During my time in Ethiopia I was fortunate enough to have been in the presence of these incredible artisans. Their work and the manner with which they produced it was quite beautiful and serene. They agreed to show us their methods and made two simple pieces for the sake of time, pieces that paled in comparison to the work shown to me later.
While most of my work during this time was devoted to photography, we did have a few occasions when moving images were available. During this day we were allowed to walk through a village within a forest and select scenes to record. Everyone invited us in without question and went along with their work regardless of the camera pointed in their direction.

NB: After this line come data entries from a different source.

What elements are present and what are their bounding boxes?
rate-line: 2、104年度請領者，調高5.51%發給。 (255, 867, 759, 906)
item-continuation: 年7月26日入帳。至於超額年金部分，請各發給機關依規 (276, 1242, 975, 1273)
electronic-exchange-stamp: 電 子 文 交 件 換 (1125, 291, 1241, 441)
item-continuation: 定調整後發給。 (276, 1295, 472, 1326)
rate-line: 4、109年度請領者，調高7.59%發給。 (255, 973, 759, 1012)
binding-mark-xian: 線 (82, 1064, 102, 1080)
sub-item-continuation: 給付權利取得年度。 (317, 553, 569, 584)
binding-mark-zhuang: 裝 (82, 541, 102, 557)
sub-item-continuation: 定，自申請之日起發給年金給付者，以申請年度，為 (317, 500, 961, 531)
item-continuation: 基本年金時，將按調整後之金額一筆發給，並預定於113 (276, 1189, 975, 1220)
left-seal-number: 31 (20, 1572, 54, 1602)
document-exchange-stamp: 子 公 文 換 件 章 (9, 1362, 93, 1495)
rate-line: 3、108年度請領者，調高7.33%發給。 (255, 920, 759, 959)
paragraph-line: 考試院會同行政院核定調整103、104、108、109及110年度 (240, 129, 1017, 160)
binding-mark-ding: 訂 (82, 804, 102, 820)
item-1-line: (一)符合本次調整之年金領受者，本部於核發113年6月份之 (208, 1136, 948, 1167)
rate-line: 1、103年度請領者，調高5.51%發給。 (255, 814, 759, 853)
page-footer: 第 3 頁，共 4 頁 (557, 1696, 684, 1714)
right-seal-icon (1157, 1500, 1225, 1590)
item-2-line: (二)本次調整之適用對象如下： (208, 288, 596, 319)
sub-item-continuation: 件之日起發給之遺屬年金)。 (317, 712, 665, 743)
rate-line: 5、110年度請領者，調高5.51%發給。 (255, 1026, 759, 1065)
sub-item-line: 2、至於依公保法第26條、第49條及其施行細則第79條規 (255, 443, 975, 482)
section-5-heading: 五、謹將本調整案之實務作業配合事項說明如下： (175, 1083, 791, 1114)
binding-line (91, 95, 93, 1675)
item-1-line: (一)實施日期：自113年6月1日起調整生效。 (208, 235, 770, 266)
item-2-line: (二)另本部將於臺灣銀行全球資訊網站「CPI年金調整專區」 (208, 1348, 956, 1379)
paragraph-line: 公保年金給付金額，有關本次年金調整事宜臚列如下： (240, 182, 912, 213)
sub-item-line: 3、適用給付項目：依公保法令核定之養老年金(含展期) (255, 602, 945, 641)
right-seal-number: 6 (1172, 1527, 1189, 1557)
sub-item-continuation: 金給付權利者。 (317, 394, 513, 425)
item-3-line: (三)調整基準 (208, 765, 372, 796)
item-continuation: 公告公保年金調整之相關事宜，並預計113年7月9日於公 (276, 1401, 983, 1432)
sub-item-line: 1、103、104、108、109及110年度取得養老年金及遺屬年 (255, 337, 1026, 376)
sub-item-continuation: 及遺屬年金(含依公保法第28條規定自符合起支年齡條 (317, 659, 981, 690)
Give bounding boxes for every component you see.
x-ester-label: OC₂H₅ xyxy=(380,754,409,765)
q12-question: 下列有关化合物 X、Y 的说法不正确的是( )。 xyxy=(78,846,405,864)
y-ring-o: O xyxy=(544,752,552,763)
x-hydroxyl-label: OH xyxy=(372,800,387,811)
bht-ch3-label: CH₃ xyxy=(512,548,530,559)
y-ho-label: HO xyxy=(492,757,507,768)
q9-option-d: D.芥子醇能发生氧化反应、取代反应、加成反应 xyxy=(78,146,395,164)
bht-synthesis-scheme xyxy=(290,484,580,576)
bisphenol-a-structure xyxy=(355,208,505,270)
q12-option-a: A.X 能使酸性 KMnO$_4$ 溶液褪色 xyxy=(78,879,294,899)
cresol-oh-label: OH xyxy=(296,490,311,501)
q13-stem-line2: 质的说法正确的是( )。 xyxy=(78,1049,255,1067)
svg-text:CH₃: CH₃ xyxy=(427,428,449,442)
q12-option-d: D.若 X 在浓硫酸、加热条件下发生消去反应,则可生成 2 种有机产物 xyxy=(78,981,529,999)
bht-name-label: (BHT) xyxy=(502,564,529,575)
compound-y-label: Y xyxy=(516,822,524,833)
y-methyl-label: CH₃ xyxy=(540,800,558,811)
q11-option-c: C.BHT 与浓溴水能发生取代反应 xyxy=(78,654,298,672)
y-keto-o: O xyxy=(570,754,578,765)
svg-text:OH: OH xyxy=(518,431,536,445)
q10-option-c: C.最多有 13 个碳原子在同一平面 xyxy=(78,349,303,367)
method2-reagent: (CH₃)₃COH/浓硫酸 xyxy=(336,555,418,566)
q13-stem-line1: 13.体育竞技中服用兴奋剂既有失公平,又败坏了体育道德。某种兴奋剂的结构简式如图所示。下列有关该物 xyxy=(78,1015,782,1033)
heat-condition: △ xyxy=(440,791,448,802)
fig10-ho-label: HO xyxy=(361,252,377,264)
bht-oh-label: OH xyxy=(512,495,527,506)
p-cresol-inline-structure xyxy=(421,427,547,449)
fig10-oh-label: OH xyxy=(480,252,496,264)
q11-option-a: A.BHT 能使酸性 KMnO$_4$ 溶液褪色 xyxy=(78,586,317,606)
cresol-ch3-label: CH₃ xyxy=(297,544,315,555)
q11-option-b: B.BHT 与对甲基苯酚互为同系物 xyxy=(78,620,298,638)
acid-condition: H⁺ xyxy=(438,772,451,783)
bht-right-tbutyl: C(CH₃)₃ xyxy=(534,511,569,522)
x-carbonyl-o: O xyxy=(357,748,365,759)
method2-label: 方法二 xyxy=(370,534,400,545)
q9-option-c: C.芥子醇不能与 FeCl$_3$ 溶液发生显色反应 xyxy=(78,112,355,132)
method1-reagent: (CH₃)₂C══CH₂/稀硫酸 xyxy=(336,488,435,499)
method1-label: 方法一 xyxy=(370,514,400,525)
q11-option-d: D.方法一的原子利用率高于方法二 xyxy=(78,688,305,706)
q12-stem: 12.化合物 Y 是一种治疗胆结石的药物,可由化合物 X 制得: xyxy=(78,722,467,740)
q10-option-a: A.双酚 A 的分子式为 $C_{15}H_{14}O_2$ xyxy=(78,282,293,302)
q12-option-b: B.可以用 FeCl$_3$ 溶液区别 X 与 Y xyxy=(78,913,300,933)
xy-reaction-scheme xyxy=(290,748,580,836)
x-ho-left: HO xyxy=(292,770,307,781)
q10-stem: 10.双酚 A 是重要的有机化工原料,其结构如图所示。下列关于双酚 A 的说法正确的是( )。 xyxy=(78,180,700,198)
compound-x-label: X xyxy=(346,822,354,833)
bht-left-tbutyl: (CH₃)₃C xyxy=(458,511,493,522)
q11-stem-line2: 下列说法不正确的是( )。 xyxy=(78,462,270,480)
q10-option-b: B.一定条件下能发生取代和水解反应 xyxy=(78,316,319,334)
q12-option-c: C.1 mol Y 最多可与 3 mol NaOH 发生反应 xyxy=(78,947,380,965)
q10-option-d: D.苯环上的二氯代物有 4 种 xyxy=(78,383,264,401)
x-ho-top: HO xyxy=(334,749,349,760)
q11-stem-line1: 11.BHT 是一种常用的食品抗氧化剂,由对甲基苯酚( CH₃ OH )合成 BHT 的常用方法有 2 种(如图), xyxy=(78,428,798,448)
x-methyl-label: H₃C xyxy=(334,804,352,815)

These two young women were perfect examples, even when their mother stopped by to talk with them. They were perfectly natural in front of the lens and allowed me to record their activities for well over fifteen minutes. After our session they walked me to their homes and showed off various pieces that were for sale, finished beautifully in an array of colors and patterns. My only regret was in neglecting to purchase a piece, but it was clear to me that the next ten days or so would have taken a toll without mentioning the trip back to the States.
The children gathered to the side of the women were incredible. While they were in awe of the camera, they were also quite comfortable in front of it. They made very little noise and were the most perfect audience. I couldn't resist moving the lens in their direction a few times, and when I did I was rewarded consistently. Looking through this video almost three years later to the week makes me want to go back even more so.